"I would, too," said Janet softly. "We mustn't catch any birds, Ted, nor animals, either."

"Not if we let them go right off quick?" Ted asked.

"No," and Janet shook her head. "It might scare 'em you know. And the box might fall on their legs, or their wings, if it's a bird, and hurt them."

"Well, then, we won't do it!" decided Ted. "I wouldn't want to hurt anything, and I wouldn't want to make your friend, Princess Blue Eyes, feel bad," he added to Hal. He remembered the story Hal had told about the make-believe Princess, when they sat in the green meadow studded with yellow buttercups and white daisies.

"Let's play store!" suggested Jan. "There's lots of pretty stones and shells on the shore, and we can use them for money."

"What'll we sell?" asked Hal.

"Oh, we can sell other stones—big ones—for bread, and sand for sugar and leaves for cookies and things like that," Janet proposed.

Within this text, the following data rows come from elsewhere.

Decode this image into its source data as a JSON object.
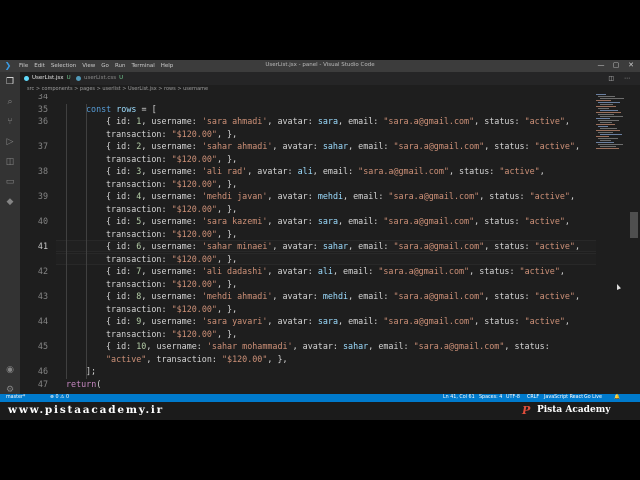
{
  "window": {
    "title": "UserList.jsx - panel - Visual Studio Code",
    "menu": [
      "File",
      "Edit",
      "Selection",
      "View",
      "Go",
      "Run",
      "Terminal",
      "Help"
    ],
    "watermark": "Pista Academy"
  },
  "tabs": [
    {
      "label": "UserList.jsx",
      "status": "U",
      "active": true
    },
    {
      "label": "userList.css",
      "status": "U",
      "active": false
    }
  ],
  "breadcrumb": "src > components > pages > userlist > UserList.jsx > rows > username",
  "code_lines": [
    {
      "num": "34",
      "indent": 0,
      "tokens": []
    },
    {
      "num": "35",
      "indent": 1,
      "tokens": [
        [
          "k",
          "const "
        ],
        [
          "v",
          "rows"
        ],
        [
          "p",
          " = ["
        ]
      ]
    },
    {
      "num": "36",
      "indent": 2,
      "tokens": [
        [
          "p",
          "{ id: "
        ],
        [
          "n",
          "1"
        ],
        [
          "p",
          ", username: "
        ],
        [
          "s",
          "'sara ahmadi'"
        ],
        [
          "p",
          ", avatar: "
        ],
        [
          "v",
          "sara"
        ],
        [
          "p",
          ", email: "
        ],
        [
          "s",
          "\"sara.a@gmail.com\""
        ],
        [
          "p",
          ", status: "
        ],
        [
          "s",
          "\"active\""
        ],
        [
          "p",
          ","
        ]
      ]
    },
    {
      "num": "",
      "indent": 2,
      "tokens": [
        [
          "p",
          "transaction: "
        ],
        [
          "s",
          "\"$120.00\""
        ],
        [
          "p",
          ", },"
        ]
      ]
    },
    {
      "num": "37",
      "indent": 2,
      "tokens": [
        [
          "p",
          "{ id: "
        ],
        [
          "n",
          "2"
        ],
        [
          "p",
          ", username: "
        ],
        [
          "s",
          "'sahar ahmadi'"
        ],
        [
          "p",
          ", avatar: "
        ],
        [
          "v",
          "sahar"
        ],
        [
          "p",
          ", email: "
        ],
        [
          "s",
          "\"sara.a@gmail.com\""
        ],
        [
          "p",
          ", status: "
        ],
        [
          "s",
          "\"active\""
        ],
        [
          "p",
          ","
        ]
      ]
    },
    {
      "num": "",
      "indent": 2,
      "tokens": [
        [
          "p",
          "transaction: "
        ],
        [
          "s",
          "\"$120.00\""
        ],
        [
          "p",
          ", },"
        ]
      ]
    },
    {
      "num": "38",
      "indent": 2,
      "tokens": [
        [
          "p",
          "{ id: "
        ],
        [
          "n",
          "3"
        ],
        [
          "p",
          ", username: "
        ],
        [
          "s",
          "'ali rad'"
        ],
        [
          "p",
          ", avatar: "
        ],
        [
          "v",
          "ali"
        ],
        [
          "p",
          ", email: "
        ],
        [
          "s",
          "\"sara.a@gmail.com\""
        ],
        [
          "p",
          ", status: "
        ],
        [
          "s",
          "\"active\""
        ],
        [
          "p",
          ","
        ]
      ]
    },
    {
      "num": "",
      "indent": 2,
      "tokens": [
        [
          "p",
          "transaction: "
        ],
        [
          "s",
          "\"$120.00\""
        ],
        [
          "p",
          ", },"
        ]
      ]
    },
    {
      "num": "39",
      "indent": 2,
      "tokens": [
        [
          "p",
          "{ id: "
        ],
        [
          "n",
          "4"
        ],
        [
          "p",
          ", username: "
        ],
        [
          "s",
          "'mehdi javan'"
        ],
        [
          "p",
          ", avatar: "
        ],
        [
          "v",
          "mehdi"
        ],
        [
          "p",
          ", email: "
        ],
        [
          "s",
          "\"sara.a@gmail.com\""
        ],
        [
          "p",
          ", status: "
        ],
        [
          "s",
          "\"active\""
        ],
        [
          "p",
          ","
        ]
      ]
    },
    {
      "num": "",
      "indent": 2,
      "tokens": [
        [
          "p",
          "transaction: "
        ],
        [
          "s",
          "\"$120.00\""
        ],
        [
          "p",
          ", },"
        ]
      ]
    },
    {
      "num": "40",
      "indent": 2,
      "tokens": [
        [
          "p",
          "{ id: "
        ],
        [
          "n",
          "5"
        ],
        [
          "p",
          ", username: "
        ],
        [
          "s",
          "'sara kazemi'"
        ],
        [
          "p",
          ", avatar: "
        ],
        [
          "v",
          "sara"
        ],
        [
          "p",
          ", email: "
        ],
        [
          "s",
          "\"sara.a@gmail.com\""
        ],
        [
          "p",
          ", status: "
        ],
        [
          "s",
          "\"active\""
        ],
        [
          "p",
          ","
        ]
      ]
    },
    {
      "num": "",
      "indent": 2,
      "tokens": [
        [
          "p",
          "transaction: "
        ],
        [
          "s",
          "\"$120.00\""
        ],
        [
          "p",
          ", },"
        ]
      ]
    },
    {
      "num": "41",
      "indent": 2,
      "current": true,
      "tokens": [
        [
          "p",
          "{ id: "
        ],
        [
          "n",
          "6"
        ],
        [
          "p",
          ", username: "
        ],
        [
          "s",
          "'sahar minaei'"
        ],
        [
          "p",
          ", avatar: "
        ],
        [
          "v",
          "sahar"
        ],
        [
          "p",
          ", email: "
        ],
        [
          "s",
          "\"sara.a@gmail.com\""
        ],
        [
          "p",
          ", status: "
        ],
        [
          "s",
          "\"active\""
        ],
        [
          "p",
          ","
        ]
      ]
    },
    {
      "num": "",
      "indent": 2,
      "current": true,
      "tokens": [
        [
          "p",
          "transaction: "
        ],
        [
          "s",
          "\"$120.00\""
        ],
        [
          "p",
          ", },"
        ]
      ]
    },
    {
      "num": "42",
      "indent": 2,
      "tokens": [
        [
          "p",
          "{ id: "
        ],
        [
          "n",
          "7"
        ],
        [
          "p",
          ", username: "
        ],
        [
          "s",
          "'ali dadashi'"
        ],
        [
          "p",
          ", avatar: "
        ],
        [
          "v",
          "ali"
        ],
        [
          "p",
          ", email: "
        ],
        [
          "s",
          "\"sara.a@gmail.com\""
        ],
        [
          "p",
          ", status: "
        ],
        [
          "s",
          "\"active\""
        ],
        [
          "p",
          ","
        ]
      ]
    },
    {
      "num": "",
      "indent": 2,
      "tokens": [
        [
          "p",
          "transaction: "
        ],
        [
          "s",
          "\"$120.00\""
        ],
        [
          "p",
          ", },"
        ]
      ]
    },
    {
      "num": "43",
      "indent": 2,
      "tokens": [
        [
          "p",
          "{ id: "
        ],
        [
          "n",
          "8"
        ],
        [
          "p",
          ", username: "
        ],
        [
          "s",
          "'mehdi ahmadi'"
        ],
        [
          "p",
          ", avatar: "
        ],
        [
          "v",
          "mehdi"
        ],
        [
          "p",
          ", email: "
        ],
        [
          "s",
          "\"sara.a@gmail.com\""
        ],
        [
          "p",
          ", status: "
        ],
        [
          "s",
          "\"active\""
        ],
        [
          "p",
          ","
        ]
      ]
    },
    {
      "num": "",
      "indent": 2,
      "tokens": [
        [
          "p",
          "transaction: "
        ],
        [
          "s",
          "\"$120.00\""
        ],
        [
          "p",
          ", },"
        ]
      ]
    },
    {
      "num": "44",
      "indent": 2,
      "tokens": [
        [
          "p",
          "{ id: "
        ],
        [
          "n",
          "9"
        ],
        [
          "p",
          ", username: "
        ],
        [
          "s",
          "'sara yavari'"
        ],
        [
          "p",
          ", avatar: "
        ],
        [
          "v",
          "sara"
        ],
        [
          "p",
          ", email: "
        ],
        [
          "s",
          "\"sara.a@gmail.com\""
        ],
        [
          "p",
          ", status: "
        ],
        [
          "s",
          "\"active\""
        ],
        [
          "p",
          ","
        ]
      ]
    },
    {
      "num": "",
      "indent": 2,
      "tokens": [
        [
          "p",
          "transaction: "
        ],
        [
          "s",
          "\"$120.00\""
        ],
        [
          "p",
          ", },"
        ]
      ]
    },
    {
      "num": "45",
      "indent": 2,
      "tokens": [
        [
          "p",
          "{ id: "
        ],
        [
          "n",
          "10"
        ],
        [
          "p",
          ", username: "
        ],
        [
          "s",
          "'sahar mohammadi'"
        ],
        [
          "p",
          ", avatar: "
        ],
        [
          "v",
          "sahar"
        ],
        [
          "p",
          ", email: "
        ],
        [
          "s",
          "\"sara.a@gmail.com\""
        ],
        [
          "p",
          ", status:"
        ]
      ]
    },
    {
      "num": "",
      "indent": 2,
      "tokens": [
        [
          "s",
          "\"active\""
        ],
        [
          "p",
          ", transaction: "
        ],
        [
          "s",
          "\"$120.00\""
        ],
        [
          "p",
          ", },"
        ]
      ]
    },
    {
      "num": "46",
      "indent": 1,
      "tokens": [
        [
          "p",
          "];"
        ]
      ]
    },
    {
      "num": "47",
      "indent": 0,
      "tokens": [
        [
          "f",
          "return"
        ],
        [
          "p",
          "("
        ]
      ]
    }
  ],
  "status_bar": {
    "branch": "master*",
    "problems": "⊗ 0 ⚠ 0",
    "position": "Ln 41, Col 61",
    "spaces": "Spaces: 4",
    "encoding": "UTF-8",
    "eol": "CRLF",
    "language": "JavaScript React",
    "golive": "Go Live"
  },
  "banner": {
    "url": "www.pistaacademy.ir",
    "brand": "Pista Academy"
  },
  "colors": {
    "accent": "#007acc",
    "keyword": "#569cd6",
    "string": "#ce9178",
    "number": "#b5cea8",
    "variable": "#9cdcfe",
    "brand": "#e04d3c"
  }
}
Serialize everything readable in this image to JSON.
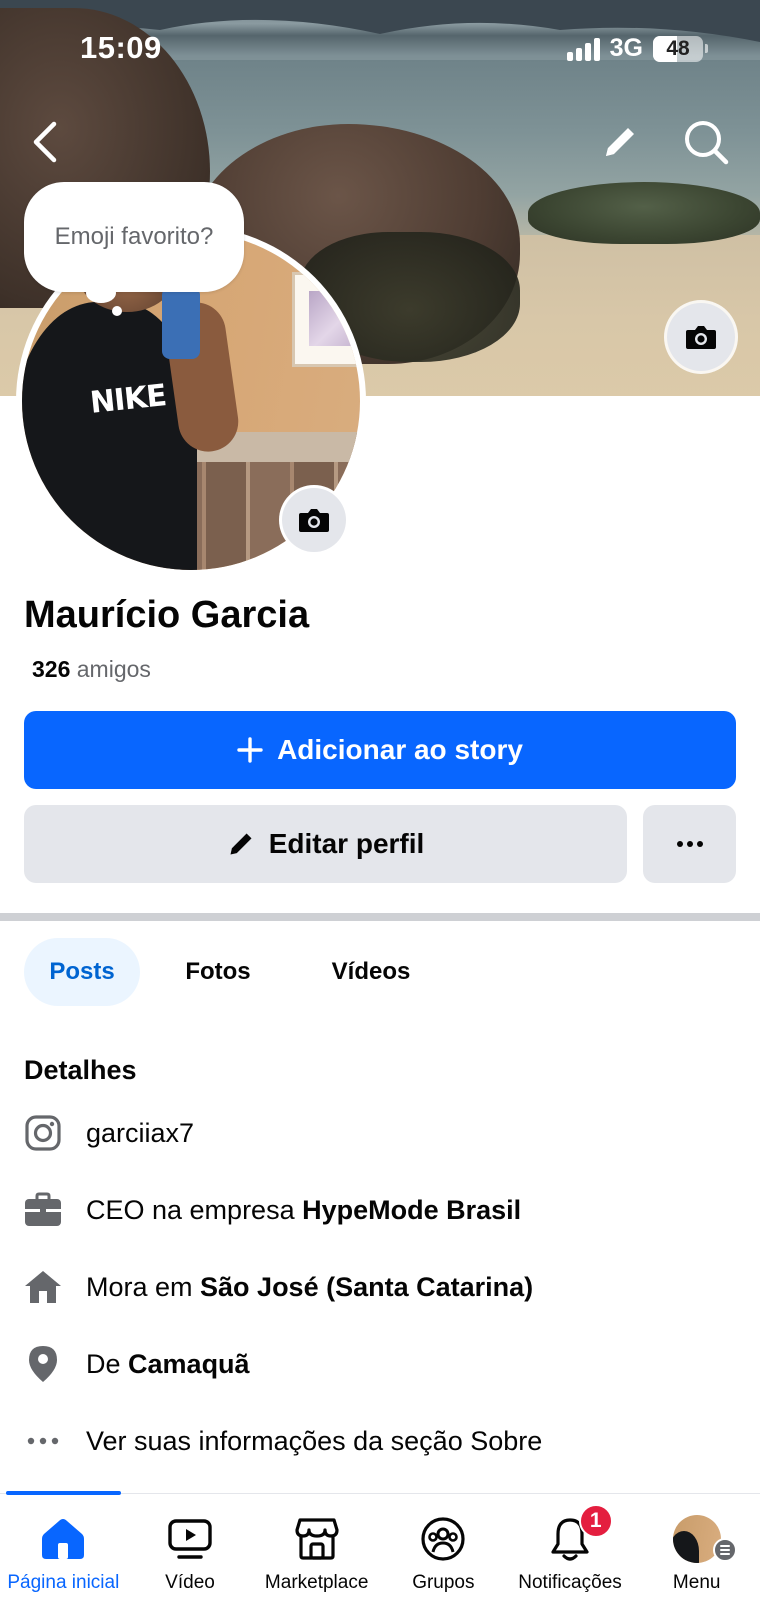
{
  "status": {
    "time": "15:09",
    "network": "3G",
    "battery": "48",
    "battery_level": 0.48
  },
  "cover": {
    "back_icon": "chevron-left-icon",
    "edit_icon": "pencil-icon",
    "search_icon": "search-icon",
    "camera_icon": "camera-icon"
  },
  "profile": {
    "emoji_prompt": "Emoji favorito?",
    "shirt_text": "NIKE",
    "name": "Maurício Garcia",
    "friends_count": "326",
    "friends_label": "amigos"
  },
  "actions": {
    "add_story": "Adicionar ao story",
    "edit_profile": "Editar perfil",
    "more": "···"
  },
  "tabs": [
    {
      "label": "Posts",
      "active": true
    },
    {
      "label": "Fotos",
      "active": false
    },
    {
      "label": "Vídeos",
      "active": false
    }
  ],
  "details": {
    "title": "Detalhes",
    "instagram": {
      "icon": "instagram-icon",
      "text": "garciiax7"
    },
    "work": {
      "icon": "briefcase-icon",
      "prefix": "CEO na empresa ",
      "bold": "HypeMode Brasil"
    },
    "lives": {
      "icon": "home-icon",
      "prefix": "Mora em ",
      "bold": "São José (Santa Catarina)"
    },
    "from": {
      "icon": "location-pin-icon",
      "prefix": "De ",
      "bold": "Camaquã"
    },
    "about": {
      "icon": "more-dots-icon",
      "text": "Ver suas informações da seção Sobre"
    }
  },
  "nav": [
    {
      "label": "Página inicial",
      "icon": "home-icon",
      "active": true
    },
    {
      "label": "Vídeo",
      "icon": "video-icon",
      "active": false
    },
    {
      "label": "Marketplace",
      "icon": "marketplace-icon",
      "active": false
    },
    {
      "label": "Grupos",
      "icon": "groups-icon",
      "active": false
    },
    {
      "label": "Notificações",
      "icon": "bell-icon",
      "active": false,
      "badge": "1"
    },
    {
      "label": "Menu",
      "icon": "profile-avatar",
      "active": false
    }
  ],
  "colors": {
    "primary": "#0866ff",
    "secondary_button": "#e4e6eb",
    "active_tab_bg": "#ebf5ff",
    "active_tab_text": "#0064d1",
    "badge": "#e41e3f"
  }
}
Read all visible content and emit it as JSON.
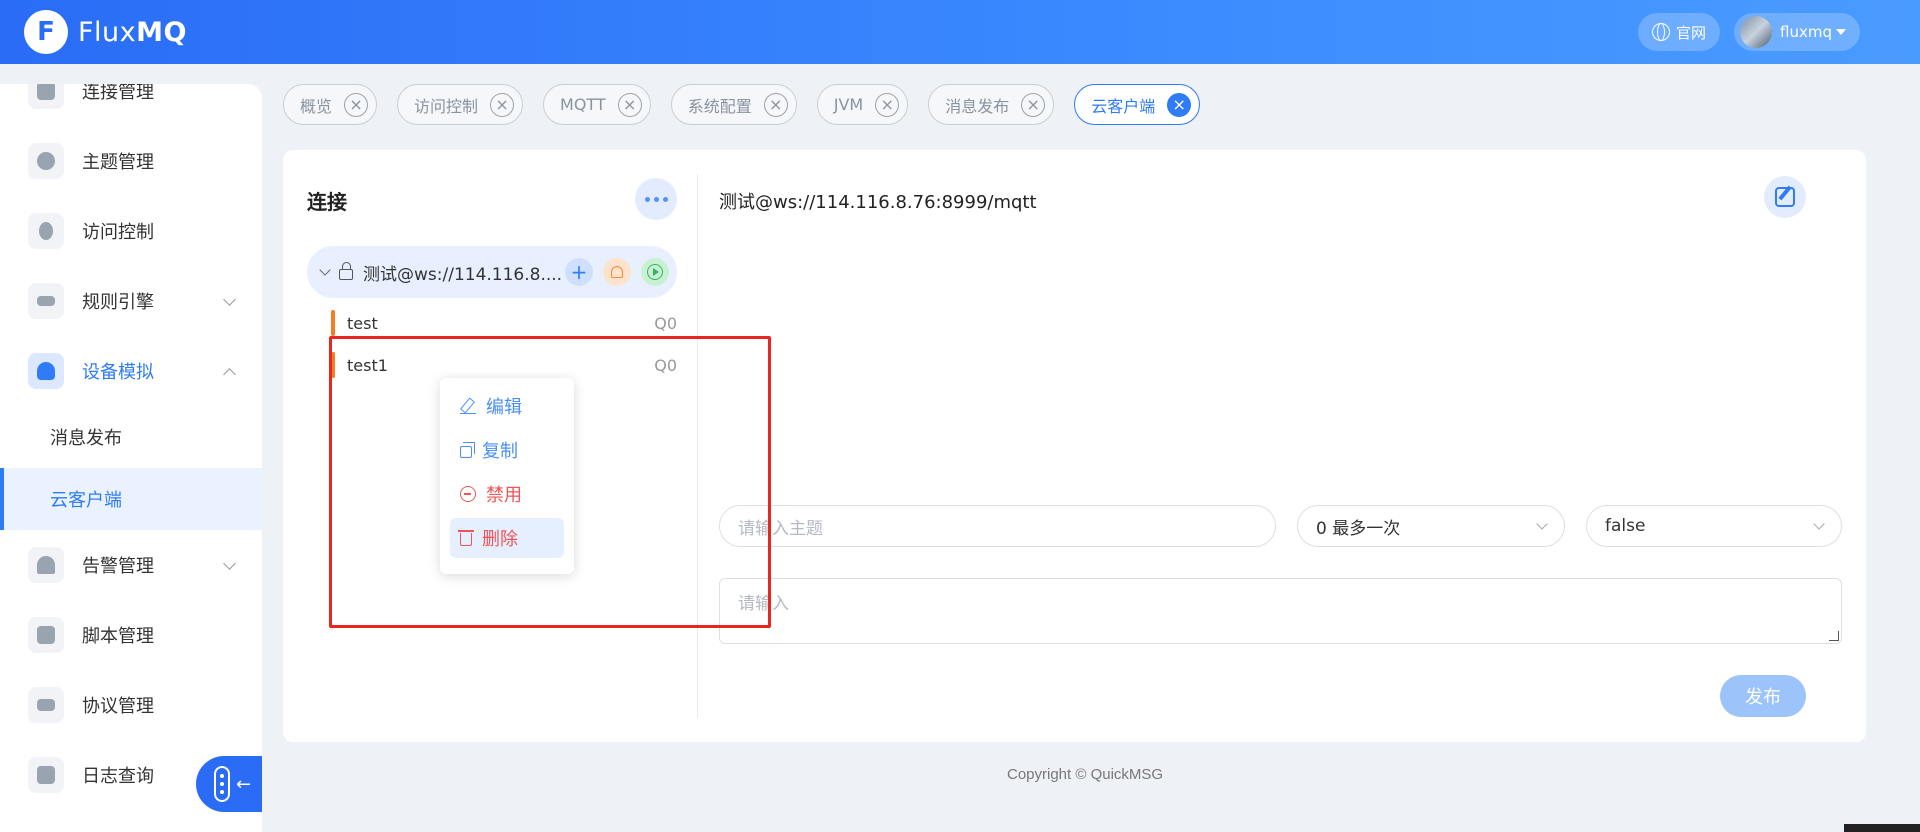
{
  "header": {
    "logo_letter": "F",
    "logo_text_plain": "Flux",
    "logo_text_bold": "MQ",
    "official_site": "官网",
    "username": "fluxmq"
  },
  "sidebar": {
    "items": [
      {
        "label": "连接管理",
        "icon": "link-icon"
      },
      {
        "label": "主题管理",
        "icon": "topic-icon"
      },
      {
        "label": "访问控制",
        "icon": "access-icon"
      },
      {
        "label": "规则引擎",
        "icon": "rule-engine-icon"
      },
      {
        "label": "设备模拟",
        "icon": "cloud-device-icon"
      },
      {
        "label": "告警管理",
        "icon": "alarm-icon"
      },
      {
        "label": "脚本管理",
        "icon": "script-icon"
      },
      {
        "label": "协议管理",
        "icon": "protocol-icon"
      },
      {
        "label": "日志查询",
        "icon": "log-search-icon"
      }
    ],
    "sub_items": [
      {
        "label": "消息发布"
      },
      {
        "label": "云客户端"
      }
    ]
  },
  "tabs": [
    {
      "label": "概览"
    },
    {
      "label": "访问控制"
    },
    {
      "label": "MQTT"
    },
    {
      "label": "系统配置"
    },
    {
      "label": "JVM"
    },
    {
      "label": "消息发布"
    },
    {
      "label": "云客户端",
      "active": true
    }
  ],
  "left_pane": {
    "title": "连接",
    "connection": "测试@ws://114.116.8....",
    "subscriptions": [
      {
        "topic": "test",
        "qos": "Q0"
      },
      {
        "topic": "test1",
        "qos": "Q0"
      }
    ]
  },
  "context_menu": {
    "edit": "编辑",
    "copy": "复制",
    "disable": "禁用",
    "delete": "删除"
  },
  "right_pane": {
    "title": "测试@ws://114.116.8.76:8999/mqtt",
    "topic_placeholder": "请输入主题",
    "qos_value": "0 最多一次",
    "retain_value": "false",
    "payload_placeholder": "请输入",
    "publish_label": "发布"
  },
  "footer": {
    "copyright": "Copyright © QuickMSG"
  },
  "colors": {
    "accent": "#2f7cf6",
    "header_start": "#2a6cf6",
    "highlight_box": "#e8261e",
    "subscription_bar": "#f47d24"
  }
}
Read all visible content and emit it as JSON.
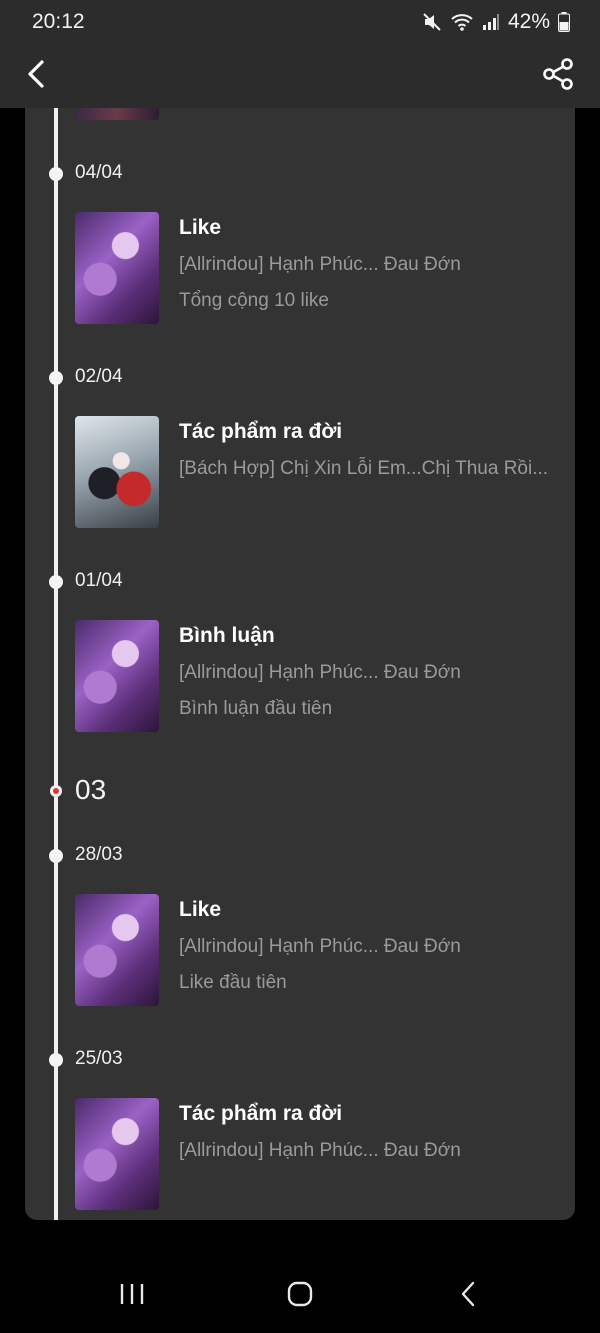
{
  "status": {
    "time": "20:12",
    "battery": "42%"
  },
  "appbar": {
    "back_icon": "chevron-left-icon",
    "share_icon": "share-icon"
  },
  "timeline": {
    "month": "03",
    "entries": [
      {
        "date": "04/04",
        "title": "Like",
        "work": "[Allrindou] Hạnh Phúc... Đau Đớn",
        "detail": "Tổng cộng 10 like",
        "thumb": "purple"
      },
      {
        "date": "02/04",
        "title": "Tác phẩm ra đời",
        "work": "[Bách Hợp] Chị Xin Lỗi Em...Chị Thua Rồi...",
        "detail": "",
        "thumb": "winter"
      },
      {
        "date": "01/04",
        "title": "Bình luận",
        "work": "[Allrindou] Hạnh Phúc... Đau Đớn",
        "detail": "Bình luận đầu tiên",
        "thumb": "purple"
      },
      {
        "date": "28/03",
        "title": "Like",
        "work": "[Allrindou] Hạnh Phúc... Đau Đớn",
        "detail": "Like đầu tiên",
        "thumb": "purple"
      },
      {
        "date": "25/03",
        "title": "Tác phẩm ra đời",
        "work": "[Allrindou] Hạnh Phúc... Đau Đớn",
        "detail": "",
        "thumb": "purple"
      }
    ]
  },
  "navbar": {
    "recents_icon": "recents-icon",
    "home_icon": "home-icon",
    "back_icon": "back-icon"
  }
}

"I wish we had something real to eat, and then we could sell that and it would be some good," remarked Ted. "I'm going to ask Nora."

"Oh, that'll be fun!" cried Jan. "Come on, Hal. We'll get the store ready and Ted can go in and ask Nora for some real cookies and maybe a piece of cake."

Nora, good-natured as she always was, gave Ted a nice lot of broken cookies, some crackers and some lumps of sugar so the children could play store and really eat the things they sold. Hal gathered some mussel shells and colored stones on the shore of the lake, and these were money.